Oldenburg - Lange nicht gesehen und trotzdem wiederkannt. Mehrere Jahrzehnte sind seit der gemeinsamen Schulzeit vergangen, da haben sich nicht nur die ehemaligen Klassenkameradinnen und -kameraden verändert, sondern auch die Schulen. Bei Klassentreffen wurden die früheren Wirkungsstätten wieder besucht – auch zwecks Suche nach Spuren der Vergangenheit.
Cäcilienschule
Der Abiturjahrgang 1983 der Cäcilienschule hat sich nach 35 Jahren wieder einmal in Oldenburg getroffen. „Beim Rundgang am Vormittag durch die gute alte Schule sind viele Erinnerungen wieder wach geworden“, erzählt Martina Heyen. „Den alten Kartenraum und das berüchtigte Sprachlabor gibt es leider nicht mehr, dafür konnte die schöne neue Cäciteria bewundert werden.“ Beeindruckt waren die Ehemaligen auch von der Gedenkstätte für verfolgte jüdische Mädchen in der Aula.

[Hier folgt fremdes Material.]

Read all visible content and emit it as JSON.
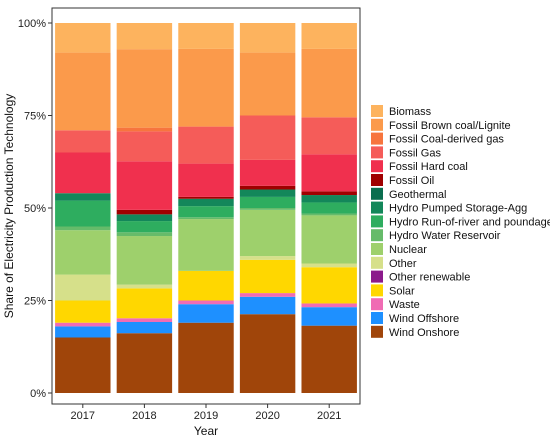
{
  "chart_data": {
    "type": "bar",
    "stacked": true,
    "normalized": true,
    "title": "",
    "xlabel": "Year",
    "ylabel": "Share of Electricity Production Technology",
    "ylim": [
      0,
      100
    ],
    "y_ticks": [
      "0%",
      "25%",
      "50%",
      "75%",
      "100%"
    ],
    "grid": false,
    "legend_position": "right",
    "categories": [
      "2017",
      "2018",
      "2019",
      "2020",
      "2021"
    ],
    "series": [
      {
        "name": "Wind Onshore",
        "color": "#A0450A",
        "values": [
          15,
          16,
          19,
          21.3,
          18.2
        ]
      },
      {
        "name": "Wind Offshore",
        "color": "#1E90FF",
        "values": [
          3,
          3,
          5,
          4.7,
          5
        ]
      },
      {
        "name": "Waste",
        "color": "#F06CB4",
        "values": [
          1,
          1,
          1,
          1,
          1
        ]
      },
      {
        "name": "Solar",
        "color": "#FFD700",
        "values": [
          6,
          8,
          8,
          9,
          9.8
        ]
      },
      {
        "name": "Other renewable",
        "color": "#8B1A8B",
        "values": [
          0,
          0,
          0,
          0,
          0
        ]
      },
      {
        "name": "Other",
        "color": "#D6E08A",
        "values": [
          7,
          1,
          0,
          1,
          1
        ]
      },
      {
        "name": "Nuclear",
        "color": "#9ED06C",
        "values": [
          12,
          13,
          14,
          12.5,
          13
        ]
      },
      {
        "name": "Hydro Water Reservoir",
        "color": "#66BB6A",
        "values": [
          1,
          1,
          0.5,
          0.5,
          0.5
        ]
      },
      {
        "name": "Hydro Run-of-river and poundage",
        "color": "#2EAD5F",
        "values": [
          7,
          3,
          3,
          3,
          3
        ]
      },
      {
        "name": "Hydro Pumped Storage-Agg",
        "color": "#13875A",
        "values": [
          2,
          1.8,
          2,
          2,
          2
        ]
      },
      {
        "name": "Geothermal",
        "color": "#0B6E4F",
        "values": [
          0,
          0,
          0,
          0,
          0
        ]
      },
      {
        "name": "Fossil Oil",
        "color": "#A00000",
        "values": [
          0,
          1.2,
          0.5,
          1,
          1
        ]
      },
      {
        "name": "Fossil Hard coal",
        "color": "#F0304E",
        "values": [
          11,
          13,
          9,
          7,
          10
        ]
      },
      {
        "name": "Fossil Gas",
        "color": "#F55C59",
        "values": [
          6,
          8,
          10,
          12,
          10
        ]
      },
      {
        "name": "Fossil Coal-derived gas",
        "color": "#F7753E",
        "values": [
          0,
          1,
          0,
          0,
          0
        ]
      },
      {
        "name": "Fossil Brown coal/Lignite",
        "color": "#FB9A4B",
        "values": [
          21,
          21,
          21,
          17,
          18.5
        ]
      },
      {
        "name": "Biomass",
        "color": "#FDB35E",
        "values": [
          8,
          7,
          7,
          8,
          7
        ]
      }
    ]
  }
}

„Da der Jahrgang 1983 der erste Jahrgang war, in dem auch Jungen diese ehemalige Mädchenschule besuchen durften, sind unsere Männer nun die ältesten Ehemaligen“, so Martina Heyen. Am Abend wurde dann noch fröhlich im Hotel Bavaria gefeiert.
Mittelschule Margaretenstraße
Es war das Jahr 1958, als eine Gruppe von 34 Schülern der Klasse 10b im Alter von 16 bis 18 Jahren nach erfolgreichen Abschluss die damalige Mittelschule Margaretenstraße verließ, um sich künftig in der Welt der „Erwachsenen“ durchsetzen zu wollen. Das war vor 60 Jahren und heute ein willkommener Anlass, sich im Rahmen eines Klassentreffens der rückliegenden Zeit zu erinnern.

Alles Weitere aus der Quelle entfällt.